(Music Video below)
Marc was a skinny Polish-American Jew. I was a Euro-American mutt who’d decided he was Irish after playing a leprechaun in the high school musical. Our first band was clunky. If the chords to the song went, “Blum, blum, blum, blum,” the bass player would go, “Boom, boom, boom, boom” and the drummer would go, “bang, bang, bang, bang.” All skate.
The band broke up. But Marc and I started to write songs. Our favorite was a McCartney-esque paean to the day we wrote it, Thursday. There was a stage dad a few blocks away who was desperate to turn his 13 year old into a rock star. So we sold him our cast-off tunes for date money. But we refused to sell “Thursday Song.”
After a few false starts, we managed to finagle a Sicilian-American drummer named Joey into auditioning for us. We’d never heard anyone play like him. Forget “bang, bang, bang, bang.” Joey could go, “ska-dinka-dunka-clank-clank-ba-dink-dunk-shiiiik!” He was that good. And then Jeph, a 15 year old half-Native American bassist, who’d played a one-nighter with the James Brown band (which made him a living legend) sat in with us, explaining that as soon as something better came along he’d be outa there. Nothing ever did.
It was the blind date that blossomed into love. We were better together than we were apart. We’d try to do covers, but then someone would say, “So I wrote this song,” and we’d work on that instead. It was a draw-back for school dances, where everyone wanted Top 40 and all we knew was Top Us. But eventually an embryonic fan club began to show up and call out the names of their favorite Daily Planet songs.
The Daily Planet. That was what we called ourselves, because of our international…ish…ness. We were just shades-of-white American teenagers, really. But we looked pretty diverse in our WASPy little SoCal suburb of La Mirada.

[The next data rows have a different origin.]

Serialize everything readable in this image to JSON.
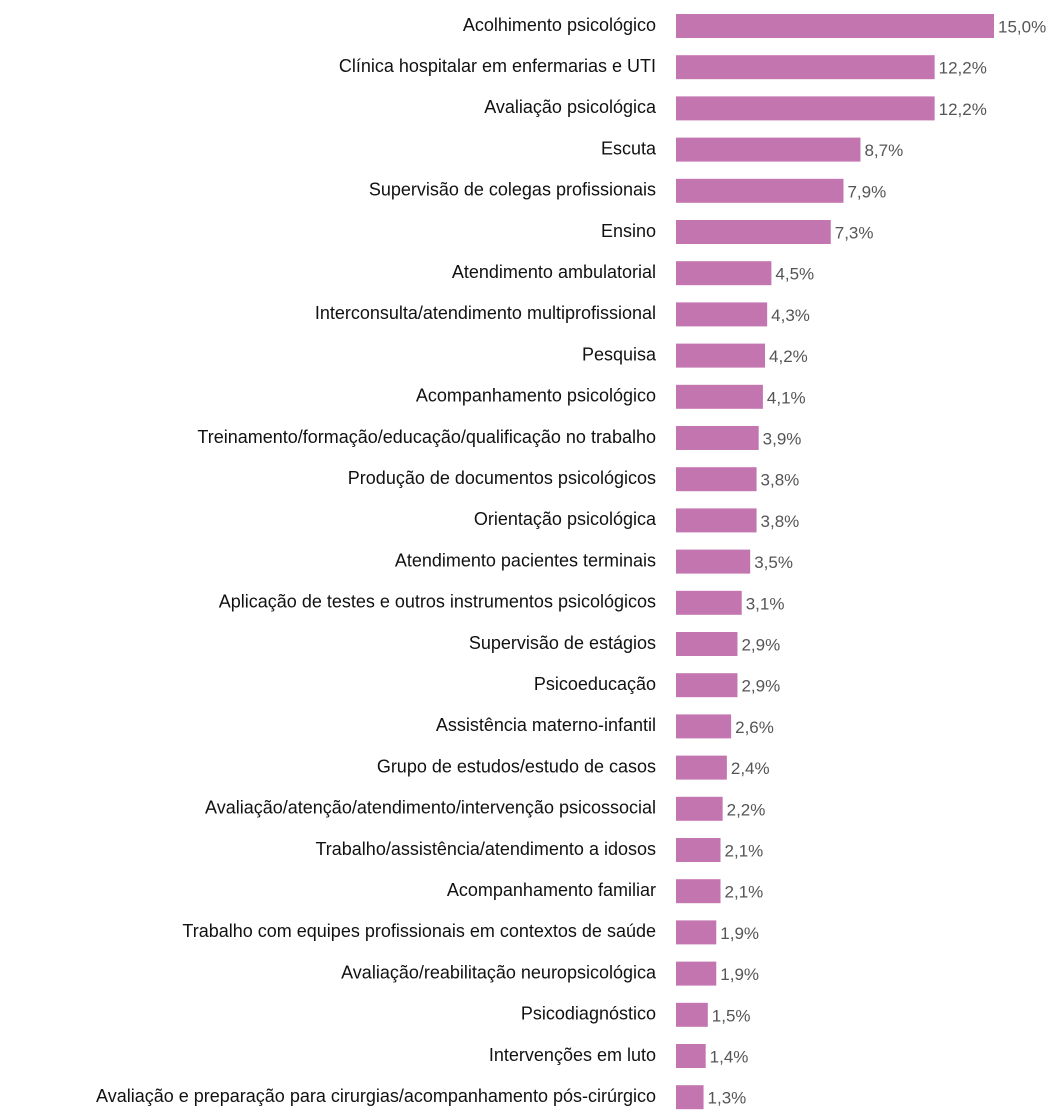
{
  "chart_data": {
    "type": "bar",
    "orientation": "horizontal",
    "color": "#c375b0",
    "categories": [
      "Acolhimento psicológico",
      "Clínica hospitalar em enfermarias e UTI",
      "Avaliação psicológica",
      "Escuta",
      "Supervisão de colegas profissionais",
      "Ensino",
      "Atendimento ambulatorial",
      "Interconsulta/atendimento multiprofissional",
      "Pesquisa",
      "Acompanhamento psicológico",
      "Treinamento/formação/educação/qualificação no trabalho",
      "Produção de documentos psicológicos",
      "Orientação psicológica",
      "Atendimento pacientes terminais",
      "Aplicação de testes e outros instrumentos psicológicos",
      "Supervisão de estágios",
      "Psicoeducação",
      "Assistência materno-infantil",
      "Grupo de estudos/estudo de casos",
      "Avaliação/atenção/atendimento/intervenção psicossocial",
      "Trabalho/assistência/atendimento a idosos",
      "Acompanhamento familiar",
      "Trabalho com equipes profissionais em contextos de saúde",
      "Avaliação/reabilitação neuropsicológica",
      "Psicodiagnóstico",
      "Intervenções em luto",
      "Avaliação e preparação para cirurgias/acompanhamento pós-cirúrgico"
    ],
    "values": [
      15.0,
      12.2,
      12.2,
      8.7,
      7.9,
      7.3,
      4.5,
      4.3,
      4.2,
      4.1,
      3.9,
      3.8,
      3.8,
      3.5,
      3.1,
      2.9,
      2.9,
      2.6,
      2.4,
      2.2,
      2.1,
      2.1,
      1.9,
      1.9,
      1.5,
      1.4,
      1.3
    ],
    "value_labels": [
      "15,0%",
      "12,2%",
      "12,2%",
      "8,7%",
      "7,9%",
      "7,3%",
      "4,5%",
      "4,3%",
      "4,2%",
      "4,1%",
      "3,9%",
      "3,8%",
      "3,8%",
      "3,5%",
      "3,1%",
      "2,9%",
      "2,9%",
      "2,6%",
      "2,4%",
      "2,2%",
      "2,1%",
      "2,1%",
      "1,9%",
      "1,9%",
      "1,5%",
      "1,4%",
      "1,3%"
    ]
  }
}
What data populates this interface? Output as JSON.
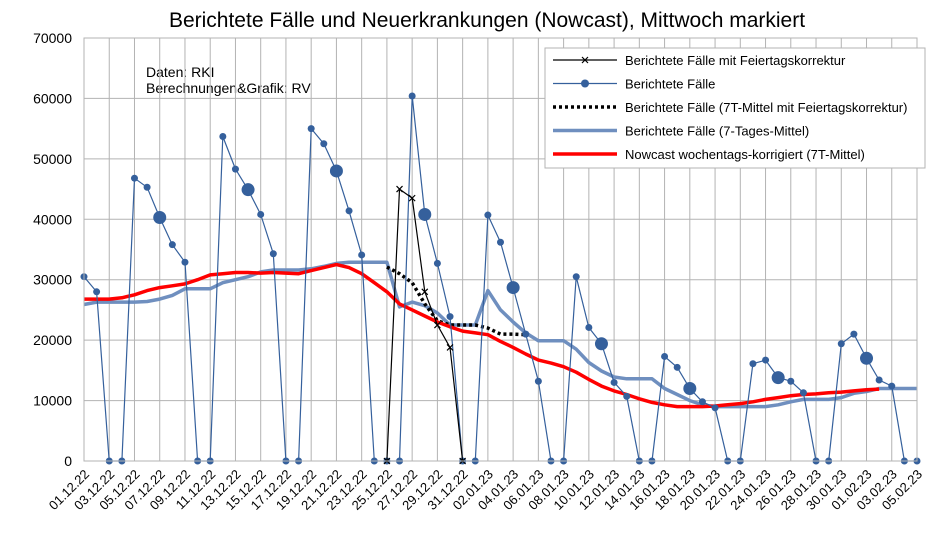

We managed to score some off-hours recording time with the Beach Boys’ engineer Chuck Britz (who was married to one of my mom’s childhood buds). We laid down four tracks at United Western Studios, where icons like Elvis and Ray Charles had recorded. Although our style was folk-rock, everyone picked the poppy “Thursday Song” to be our first hit.
So when Capital Records and the Singer Sewing Machine Company (go figure) announced their Sounds of ’68 campaign, we submitted “Thursday Song.” And then forgot about it. But a month later someone called and said, “Congratulations, you’re the best new band in the western United States!”
We drove to Hollywood and re-recorded “Thursday Song” with Billy Strange, the guitarist who’d done the James Bond theme (“DUM-da-da-da-DUM-dum-da-DUM-da-da-da-DUM-dum-da-DA-da-da-da-DA!”). And got our measurements taken by a wispy clothing designer named Boyd (his theme: “patent leather hippies”). And played at the Daisy Club in Beverly Hills, where our slightly stewed host Tony Bennett announced that we were his new protégés! (We never heard from him again.)
We lip-synched “Thursday Song” on a Tuesday at ABC Studios, for the adoring masses. Well, for our adoring little fan club back in La Mirada, anyway. Who would have eventually become adoring masses, if only…but that’s another story.